1. ## Fourier Transform

ImageShack - Hosting :: questionyw0.jpg

I was asked to find the fourier transform of x(n). Could someone explain whats happening in this answer?

Thanks

2. Originally Posted by hammer
ImageShack - Hosting :: questionyw0.jpg

I was asked to find the fourier transform of x(n). Could someone explain whats happening in this answer?

Thanks
I presume the problem is in simplifying $\displaystyle X(\omega)$?

$\displaystyle X(\omega) = \sum_{n = -4}^{\infty} \left ( \frac{1}{4} \right )^ne^{-j \omega n}$

Define $\displaystyle m = n + 4$. Then
$\displaystyle X(\omega) = \sum_{n = -4}^{\infty} \left ( \frac{1}{4} \right )^ne^{-j \omega n} = \sum_{m = 0}^{\infty} \left ( \frac{1}{4} \right )^{m - 4}e^{-j \omega (m - 4)}$

$\displaystyle = \sum_{m = 0}^{\infty} \left ( \frac{1}{4} \right )^m \cdot \left ( \frac{1}{4} \right )^{-4}e^{-j \omega m }e^{-(-4)j \omega }$

So
$\displaystyle X(\omega) = \sum_{m = 0}^{\infty} \left ( \frac{1}{4} \right )^m e^{-j \omega m }4^4e^{4j \omega }$

Now, note that the last two factors are independent of m:
$\displaystyle X(\omega) = 4^4e^{4j \omega } \cdot \sum_{m = 0}^{\infty} \left ( \frac{1}{4} \right )^m e^{-j \omega m }$

Note also that the summation is the summation of an infinite geometric series. The sum of any geometric series is
$\displaystyle \sum_{m = 0}^{\infty} ar^m = \frac{a}{1 - r}$

Thus
$\displaystyle \sum_{m = 0}^{\infty} \left ( \frac{1}{4} \right )^m e^{-j \omega m } = \sum_{m = 0}^{\infty} \left ( \frac{e^{-j \omega}}{4} \right )^m = \frac{1}{1 - \frac{e^{-j \omega}}{4}}$

So finally we get:
$\displaystyle X(\omega) = 4^4e^{4j \omega } \cdot \frac{1}{1 - \frac{e^{-j \omega}}{4}}$

$\displaystyle X(\omega) = \frac{4^4e^{4j \omega }}{1 - \frac{e^{-j \omega}}{4}}$

-Dan

3. Originally Posted by hammer
ImageShack - Hosting :: questionyw0.jpg

I was asked to find the fourier transform of x(n).

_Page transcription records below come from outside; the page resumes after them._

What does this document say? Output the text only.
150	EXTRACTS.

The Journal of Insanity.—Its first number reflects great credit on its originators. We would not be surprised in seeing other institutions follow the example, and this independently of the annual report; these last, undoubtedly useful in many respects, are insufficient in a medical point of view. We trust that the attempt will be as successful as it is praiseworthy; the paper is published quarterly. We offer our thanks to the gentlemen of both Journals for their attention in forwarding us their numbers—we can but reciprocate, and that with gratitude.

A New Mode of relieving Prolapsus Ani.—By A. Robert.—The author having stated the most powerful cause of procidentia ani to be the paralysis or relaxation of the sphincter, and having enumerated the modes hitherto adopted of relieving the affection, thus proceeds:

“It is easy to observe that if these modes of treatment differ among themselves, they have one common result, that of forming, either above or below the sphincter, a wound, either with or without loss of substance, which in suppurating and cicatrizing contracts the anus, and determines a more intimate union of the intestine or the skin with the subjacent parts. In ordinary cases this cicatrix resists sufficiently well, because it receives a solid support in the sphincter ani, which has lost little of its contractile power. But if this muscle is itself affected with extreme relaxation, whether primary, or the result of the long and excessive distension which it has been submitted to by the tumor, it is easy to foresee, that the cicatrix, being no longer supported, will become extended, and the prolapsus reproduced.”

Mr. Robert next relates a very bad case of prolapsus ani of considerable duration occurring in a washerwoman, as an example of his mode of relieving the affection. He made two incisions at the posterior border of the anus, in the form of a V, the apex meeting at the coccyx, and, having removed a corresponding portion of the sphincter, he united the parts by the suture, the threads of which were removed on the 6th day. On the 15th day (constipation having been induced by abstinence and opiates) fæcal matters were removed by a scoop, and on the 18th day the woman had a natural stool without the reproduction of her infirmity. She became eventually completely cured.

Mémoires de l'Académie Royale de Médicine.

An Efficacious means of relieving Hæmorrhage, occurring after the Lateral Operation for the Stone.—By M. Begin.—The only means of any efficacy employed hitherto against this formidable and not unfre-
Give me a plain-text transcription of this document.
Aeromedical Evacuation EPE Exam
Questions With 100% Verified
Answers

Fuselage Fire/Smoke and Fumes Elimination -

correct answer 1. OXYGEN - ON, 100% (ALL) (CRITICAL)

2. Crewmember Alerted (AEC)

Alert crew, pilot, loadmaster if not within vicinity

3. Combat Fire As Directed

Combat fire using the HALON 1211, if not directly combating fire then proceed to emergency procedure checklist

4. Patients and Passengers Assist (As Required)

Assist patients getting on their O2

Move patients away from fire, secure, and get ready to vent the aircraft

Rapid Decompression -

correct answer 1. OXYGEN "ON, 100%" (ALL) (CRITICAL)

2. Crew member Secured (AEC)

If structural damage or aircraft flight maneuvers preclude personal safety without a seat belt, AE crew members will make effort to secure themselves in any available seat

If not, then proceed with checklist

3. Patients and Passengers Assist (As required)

Could someone explain whats happening in this answer?

Thanks
This is a Discrete Fourier Transform, $\displaystyle X(\omega)$ (on the second line) is the transform of $\displaystyle x(n)$
by definition of the DFT (and that $\displaystyle u(n)=0$ for $\displaystyle n<0$, and $\displaystyle 1$ otherwise).

The rest is just simplification using the sum of a geometric series formula.